De acordo com os Centros de Controle e Prevenção de Doenças (CDC), cerca de 95 milhões de adultos com mais de 20 anos têm colesterol alto. Dar ao público o conselho certo é de extrema importância.

“Nas décadas anteriores, a indústria de ovos desempenhou pouco ou nenhum papel na pesquisa do colesterol, e as conclusões dos estudos mostraram claramente que os ovos aumentam o colesterol”, explica o Dr. Barnard.

“Nos últimos anos, a indústria de ovos tem procurado neutralizar a imagem doentia dos ovos como um produto que aumenta o colesterol, financiando mais estudos e distorcendo a interpretação dos resultados.”

Em particular, os autores identificam o American Egg Board, que é um órgão financiado pela indústria com autorização federal.
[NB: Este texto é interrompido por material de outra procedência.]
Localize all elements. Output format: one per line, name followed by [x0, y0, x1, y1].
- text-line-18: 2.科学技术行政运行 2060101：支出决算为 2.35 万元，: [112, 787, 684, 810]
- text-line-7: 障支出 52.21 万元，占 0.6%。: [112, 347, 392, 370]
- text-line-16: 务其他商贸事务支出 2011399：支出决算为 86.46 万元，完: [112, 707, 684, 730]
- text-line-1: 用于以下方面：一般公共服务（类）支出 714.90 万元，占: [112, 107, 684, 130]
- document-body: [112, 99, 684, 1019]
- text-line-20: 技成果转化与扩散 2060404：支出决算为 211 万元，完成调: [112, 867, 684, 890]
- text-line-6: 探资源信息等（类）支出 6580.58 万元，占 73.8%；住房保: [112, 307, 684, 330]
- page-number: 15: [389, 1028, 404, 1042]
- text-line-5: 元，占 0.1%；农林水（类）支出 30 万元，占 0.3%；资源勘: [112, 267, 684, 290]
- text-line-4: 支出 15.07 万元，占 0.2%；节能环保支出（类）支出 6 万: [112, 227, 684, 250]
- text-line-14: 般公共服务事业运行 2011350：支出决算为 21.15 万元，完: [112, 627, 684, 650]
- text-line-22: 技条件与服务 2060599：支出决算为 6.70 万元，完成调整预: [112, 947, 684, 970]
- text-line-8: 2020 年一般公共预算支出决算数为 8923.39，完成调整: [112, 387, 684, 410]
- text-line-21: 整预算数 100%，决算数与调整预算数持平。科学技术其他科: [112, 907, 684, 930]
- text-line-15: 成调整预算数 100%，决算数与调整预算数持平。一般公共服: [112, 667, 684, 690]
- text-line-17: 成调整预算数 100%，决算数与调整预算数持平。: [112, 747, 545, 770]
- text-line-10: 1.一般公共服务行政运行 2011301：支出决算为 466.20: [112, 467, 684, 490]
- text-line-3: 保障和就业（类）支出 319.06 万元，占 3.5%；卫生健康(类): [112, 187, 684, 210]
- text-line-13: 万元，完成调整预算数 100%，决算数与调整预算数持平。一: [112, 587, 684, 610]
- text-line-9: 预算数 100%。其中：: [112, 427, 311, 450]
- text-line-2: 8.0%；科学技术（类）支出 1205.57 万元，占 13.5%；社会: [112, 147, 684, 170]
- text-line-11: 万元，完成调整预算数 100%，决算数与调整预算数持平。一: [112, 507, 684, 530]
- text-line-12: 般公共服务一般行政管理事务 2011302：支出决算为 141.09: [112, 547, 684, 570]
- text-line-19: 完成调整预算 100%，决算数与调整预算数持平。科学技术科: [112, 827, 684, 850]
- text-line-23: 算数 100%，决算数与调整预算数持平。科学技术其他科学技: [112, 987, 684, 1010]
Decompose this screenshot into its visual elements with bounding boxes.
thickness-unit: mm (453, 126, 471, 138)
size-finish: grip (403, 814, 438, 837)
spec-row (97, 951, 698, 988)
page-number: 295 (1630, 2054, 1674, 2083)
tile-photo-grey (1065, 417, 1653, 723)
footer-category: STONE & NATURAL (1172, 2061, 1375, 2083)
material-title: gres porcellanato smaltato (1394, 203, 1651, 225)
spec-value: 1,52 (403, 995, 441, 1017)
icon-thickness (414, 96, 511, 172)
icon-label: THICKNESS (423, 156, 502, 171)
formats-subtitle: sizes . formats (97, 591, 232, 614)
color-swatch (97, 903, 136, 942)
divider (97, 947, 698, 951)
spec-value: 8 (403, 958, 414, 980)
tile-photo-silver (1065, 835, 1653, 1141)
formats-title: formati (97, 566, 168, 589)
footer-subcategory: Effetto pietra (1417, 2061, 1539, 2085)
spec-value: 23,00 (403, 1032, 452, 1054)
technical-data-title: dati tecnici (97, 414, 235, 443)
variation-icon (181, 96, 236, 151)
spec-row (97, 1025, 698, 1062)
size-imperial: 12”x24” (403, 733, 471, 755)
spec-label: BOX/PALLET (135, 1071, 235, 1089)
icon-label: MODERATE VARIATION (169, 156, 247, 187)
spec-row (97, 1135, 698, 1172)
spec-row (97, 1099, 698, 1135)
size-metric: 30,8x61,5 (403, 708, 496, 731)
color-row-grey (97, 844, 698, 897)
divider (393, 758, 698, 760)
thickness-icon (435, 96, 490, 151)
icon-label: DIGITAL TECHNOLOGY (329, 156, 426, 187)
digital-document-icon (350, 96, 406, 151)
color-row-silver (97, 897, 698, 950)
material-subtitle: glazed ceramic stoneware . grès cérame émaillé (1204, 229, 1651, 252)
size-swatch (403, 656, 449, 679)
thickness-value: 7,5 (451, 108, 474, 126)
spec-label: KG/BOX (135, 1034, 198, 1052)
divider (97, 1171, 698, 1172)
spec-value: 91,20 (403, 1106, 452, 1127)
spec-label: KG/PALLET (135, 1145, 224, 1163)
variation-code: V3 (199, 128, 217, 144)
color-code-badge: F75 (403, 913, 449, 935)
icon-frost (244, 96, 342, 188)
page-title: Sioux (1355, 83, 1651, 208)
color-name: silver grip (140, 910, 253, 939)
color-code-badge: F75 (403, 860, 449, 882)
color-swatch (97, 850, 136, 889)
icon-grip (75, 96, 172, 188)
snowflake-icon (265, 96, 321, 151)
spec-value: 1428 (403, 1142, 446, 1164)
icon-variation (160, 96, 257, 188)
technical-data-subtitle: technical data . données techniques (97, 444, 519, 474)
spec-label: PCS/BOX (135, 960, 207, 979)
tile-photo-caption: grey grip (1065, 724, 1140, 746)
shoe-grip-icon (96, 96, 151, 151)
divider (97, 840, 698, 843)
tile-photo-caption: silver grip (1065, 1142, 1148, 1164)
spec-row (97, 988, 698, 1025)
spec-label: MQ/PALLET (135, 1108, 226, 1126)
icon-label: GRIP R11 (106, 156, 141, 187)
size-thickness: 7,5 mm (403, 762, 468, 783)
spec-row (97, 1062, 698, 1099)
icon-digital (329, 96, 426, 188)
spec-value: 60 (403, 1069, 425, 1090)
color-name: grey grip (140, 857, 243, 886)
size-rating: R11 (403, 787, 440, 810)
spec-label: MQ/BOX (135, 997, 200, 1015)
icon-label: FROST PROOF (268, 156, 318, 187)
Sua missão é "aumentar a demanda por todos os ovos e produtos derivados dos EUA".

Ao longo dos anos, os cientistas realizaram uma série de meta-análises para avaliar o efeito do consumo de ovos nos níveis de colesterol LDL no sangue. Por exemplo, uma análise recente que reuniu resultados de 28 estudos concluiu que comer ovos aumenta significativamente as concentrações de colesterol total e de colesterol LDL.

“A indústria de ovos tem feito um esforço intenso para tentar mostrar que os ovos não afetam negativamente os níveis de colesterol no sangue. Durante anos, estudos falhos sobre os efeitos dos ovos sobre o colesterol enganaram a imprensa, o público e os legisladores para servir aos interesses da indústria ”.